NEW YORK – Tuesday marked a pivotal day in the run-up to November’s general election, with New Yorkers casting their ballots – along with two of the candidates themselves.
Hillary Clinton has been a ferocious campaigner in New York in recent days with eight stops Monday, hoping to seal the deal against Bernie Sanders.
A victory Tuesday won’t be a knockout punch she desires in terms of securing the nomination but a win in New York would put Sanders on the ropes.
Clinton started her day Tuesday in Chappaqua where she and her husband cast their ballots. When asked who she voted for, Clinton replied, “That is private.”
Still, she’s undoubtedly looking to secure the state’s 247 delegates to add to her huge lead – 1,758 – over Sanders, who was in midtown earlier Tuesday but has no plans to be in New York when the results come in.
Instead, the senator from Vermont will be at Penn State University in eastern Pennsylvania where voters will participate in their own primary next Tuesday.
GOP front-runner Donald Trump is looking for a delegate sweep Tuesday. Blocks away from Trump Tower, he voted for himself, calling it a proud moment to select his name on the ballot in his home state.
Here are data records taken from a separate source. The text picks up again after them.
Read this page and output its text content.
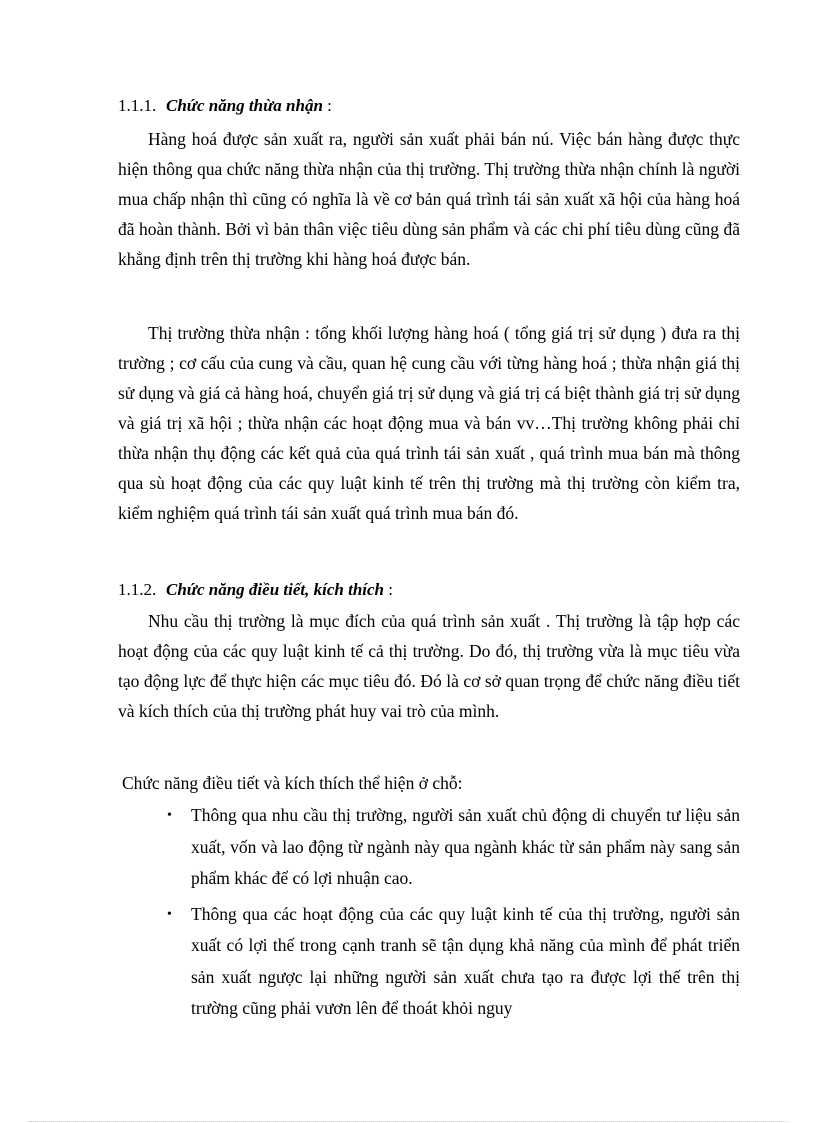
1.1.1. Chức năng thừa nhận :

Hàng hoá được sản xuất ra, người sản xuất phải bán nú. Việc bán hàng được thực hiện thông qua chức năng thừa nhận của thị trường. Thị trường thừa nhận chính là người mua chấp nhận thì cũng có nghĩa là về cơ bản quá trình tái sản xuất xã hội của hàng hoá đã hoàn thành. Bởi vì bản thân việc tiêu dùng sản phẩm và các chi phí tiêu dùng cũng đã khẳng định trên thị trường khi hàng hoá được bán.

Thị trường thừa nhận : tổng khối lượng hàng hoá ( tổng giá trị sử dụng ) đưa ra thị trường ; cơ cấu của cung và cầu, quan hệ cung cầu với từng hàng hoá ; thừa nhận giá thị sử dụng và giá cả hàng hoá, chuyển giá trị sử dụng và giá trị cá biệt thành giá trị sử dụng và giá trị xã hội ; thừa nhận các hoạt động mua và bán vv…Thị trường không phải chỉ thừa nhận thụ động các kết quả của quá trình tái sản xuất , quá trình mua bán mà thông qua sù hoạt động của các quy luật kinh tế trên thị trường mà thị trường còn kiểm tra, kiểm nghiệm quá trình tái sản xuất quá trình mua bán đó.

1.1.2. Chức năng điều tiết, kích thích :

Nhu cầu thị trường là mục đích của quá trình sản xuất . Thị trường là tập hợp các hoạt động của các quy luật kinh tế cả thị trường. Do đó, thị trường vừa là mục tiêu vừa tạo động lực để thực hiện các mục tiêu đó. Đó là cơ sở quan trọng để chức năng điều tiết và kích thích của thị trường phát huy vai trò của mình.

Chức năng điều tiết và kích thích thể hiện ở chỗ:

• Thông qua nhu cầu thị trường, người sản xuất chủ động di chuyển tư liệu sản xuất, vốn và lao động từ ngành này qua ngành khác từ sản phẩm này sang sản phẩm khác để có lợi nhuận cao.
• Thông qua các hoạt động của các quy luật kinh tế của thị trường, người sản xuất có lợi thế trong cạnh tranh sẽ tận dụng khả năng của mình để phát triển sản xuất ngược lại những người sản xuất chưa tạo ra được lợi thế trên thị trường cũng phải vươn lên để thoát khỏi nguy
Significant movement has happened in the Trump camp as he shakes up his political team. His campaign manager Corey Lewandowski – accused of assaulting a reporter at a Trump rally – was demoted. As part of the reorganization, Trump’s team has brought in a pair of seasoned Republican strategists and insiders say to expect a makeover of the candidate, with a spokeswoman for Trump promising he’ll act more presidential as he prepares for the general election. She pointed to his being more disciplined with his tweets as evidence.
In a three-way race, Trump is poised for a huge victory Tuesday. If he can sweep all 27 congressional districts, he’ll walk away with 95 delegates up for grabs and avoid a floor fight at the Republican National Convention in July.
The most recent Wall Street Jounral/NBC/Marist poll predicts Trump will clinch 54 percent of the vote, with John Kasich coming in second with 21 percent and Cruz trailing in third place with 18 percent.
Amid robust Republican turn out, Trump secured a last-minute endorsement from former NYC Mayor Rudy Giuliani.
Ted Cruz, whose chances of gaining traction in the Empire State with his criticism of “New York values,” nonetheless continued his assault on Trump Tuesday. He said selecting the billionaire businessman as the GOP’s nominee would “give Hillary Clinton” the presidency.
Meanwhile, Kasich, at rallies upstate, said he’s the one candidate who could best bring the Republicans victory in November.